Track 3, Presentation 2

Then and Now: Specifications for Two Houses

Judith Capen

Principal, architrave p.c., architects

Robert Weinstein

Principal, architrave p.c., architects

judith.capen@architravepc.com

robert.weinstein@architravepc.com

All our built environments surround us with vernacular structures having minimal or no written records about them or the people who built and used them. This project is on a pair of houses in a historic district of 24,000 contributing structures. These houses, unlike most of their neighbors, have an extraordinary written record.

In 1885 a clarinet player in John Philip Sousa’s Marine Corps band contracted with a builder in Washington, DC, to build a pair of investment houses. The houses were built and occupied by renters until the death of the clarinet player’s granddaughter at age 105 in 2019.

Contacts with a neighbor, the clarinet player’s granddaughter, and a grandson of the builder brought me copies of some of the houses’ original construction documents:

·       copy of the Spencerian script handwritten specification, transcribed into Times New Roman

·       three sheets of drawings

·       the houses

·       a fully executed preprinted Contract for Construction between the same parties, musician and builder, for an earlier project

Using these primary sources, I am translating the 19th c. language and decoding construction specifics in the context of 1888: all with the houses themselves as resultant artifacts.

This specification governing a project between a builder and owner from over a century ago is both so familiar to an architect practicing today while being so inexplicable.

A current member of the Construction Specifications Institute would recognize the general order of the specification, basically that of construction, beginning with general provisions, proceeding with excavation and foundations, all the way through painting including gilding the house numbers on the front door transoms and a final section on plumbing.

A user of AIA MasterSpec would recognize the prescriptive language on compliance with local regulations. But the use of adjectives, like brick that is good hard burnt bricks and good red brick contrasts with our modern reliance on quantifiable testing standards to establish ‘good’ numerically.

Anyone in the construction industry would understand the attempt of the documents to describe the project fully, including annotations and insertions on the documents.

But few of us would know that a trimmer arch is. Or would recognize brand names of Sextus or Bibbs stoves as standards of quality. And why ‘wrot star anchors’ in new construction? And what quality is ‘best quality I.C. leaded charcoal roofing tin’? What is a ‘planished’ finish?

I have pulled 63 provisions from the specification for explanation, elaboration, or discussion. This presentation would introduce the documents and the houses and present several of the elaborated provisions in detail appropriate to a 20-minute presentation:

·       Thermal comfort: heating systems (active) and architectural responses (passive)

·       Metals specified: Iron, cast, plate, enameled, galvanized, and ’wrot’; ‘iron’ that’s really steel; planished copper; tin; bronze; and brass

·       Gasification in Washington

Much of the detail in this specification can be applied throughout the country, reflecting a time of national population growth, doubling in the second half of the 19th c., and galloping industrialization. Some of the specifics bring us to this city just below the continental fall line on a tidal river, a characteristic shared with all the United States’ east coast colonial cities: geology shaping construction history.

In addition to the light cast on 19th c. construction, methods, and materials, this specification opens windows into the lives of working-class Americans in a retardataire city.

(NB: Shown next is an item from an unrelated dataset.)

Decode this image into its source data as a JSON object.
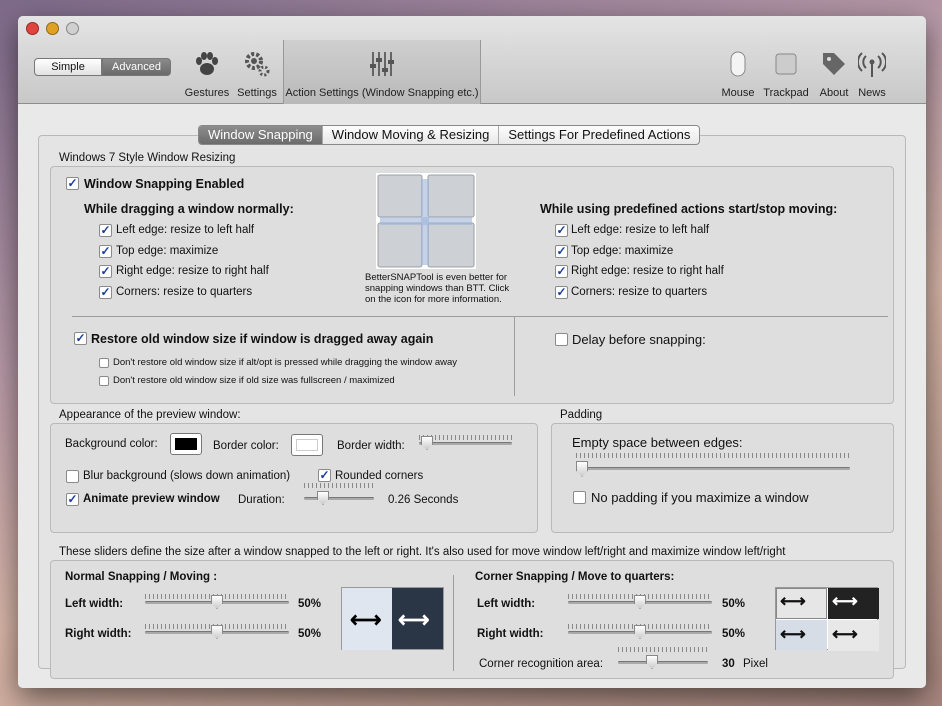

Finally, the elements of the houses that have survived is instructive as are the historic but not original elements.

Many changes to the buildings reflect technology, both development and adoption:

·       a kitchen with appliances totally unknown in 1888

·       electrical power

·       a hydronic heating system

·       fixture shuffling in bath and powder room including the original exterior WC moved indoors

·       loss of common Victorian-era elements subject to requirements for annoying maintenance (windows, original front door, original wood front stoop and steps, pocket doors.)

Equally interesting are elements from the original construction, still functional:

·       the old growth wood sill at the back door, solid after 130 years

·       pivotting transoms at original second-floor doors

·       highly ornamental bronze door hardware at front and vestibule doors

·       wood trim throughout

Access to these documents allows a detailed look at modest, not pedigreed, late 19th c. construction.


Judith Capen is a registered architect and founding principal of award-winning architrave pc architects in Washington, DC. Her work, buildings, design, research, and art, have all received awards. She has taught, lectured on, and published extensively on architectural design, historic preservation, and energy.

Robert Weinstein is a registered architect, founding principal, and longtime CEO of recognized architrave pc architects in Washington, DC, specializing in historic preservation. He is an award-winning photographer and has lectured and published extensively on historic preservation, both technical issues and case studies.